The Prevention Zones have been in place since 6th December and require keepers of poultry and other captive birds to continue to keep their birds indoors, or take appropriate practical steps to keep them separate from wild birds to protect them from avian flu.

Birds should be moved into a suitable building, or if that isn’t possible owners must take sensible precautions to keep them away from wild birds, like putting up netting to create a temporary enclosure and keeping food and water supplies inside where they cannot be contaminated by wild birds.

Defra says that even when birds are kept indoors a risk of infection remains so good biosecurity must be practiced, for example by disinfecting footwear and equipment and washing clothing after contact with birds.

There is also a GB-wide ban on poultry shows and gatherings.

Northern Ireland also declared a 30-day Prevention Zone on 23 December.

The advice is that the risk to public health remains very low and the Food Standards Agency is clear that bird flu does not pose a food safety risk for UK consumers.

The H5N8 strain of Avian Influenza has been circulating in Europe for several weeks. An outbreak was confirmed in turkeys at a farm in Lincolnshire on 16 December and a further case was confirmed in a back yard flock in Carmarthenshire on 3 January.

The disease has also been found in wild birds in England, Scotland and Wales.
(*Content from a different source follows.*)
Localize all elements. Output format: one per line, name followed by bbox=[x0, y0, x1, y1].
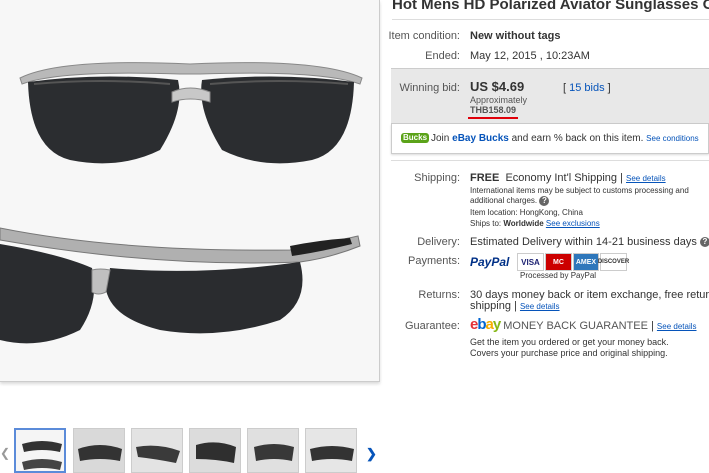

More details can be found here:

No restrictions are currently imposed on shooting, but BASC is asking members to make themselves aware of the requirements of the prevention zones and familiarise themselves with the symptoms of bird flu and report any suspicions to the relevant authorities.

Glynn Evans, BASC head of game and deer management, said: “It is important that the wider shooting community remains vigilant to bird flu and makes itself aware of how to spot the symptoms of the disease to help limit the threat of the spread of the disease into poultry.

“It is also vital that people understand the importance of adhering to the advanced biosecurity measures brought in under the prevention zones.”

Defra’s factsheet on avian influenza, including how to spot the symptoms, can be viewed here:

BASC is also highlighting that members of the public who find dead wild waterfowl (swans, geese or ducks) or gulls, or five or more dead wild birds of other species in the same location should report incidents to the Defra helpline (Tel: 03459 33 55 77) or in Northern Ireland to the DAERA helpline (Tel: 0300 200 7840).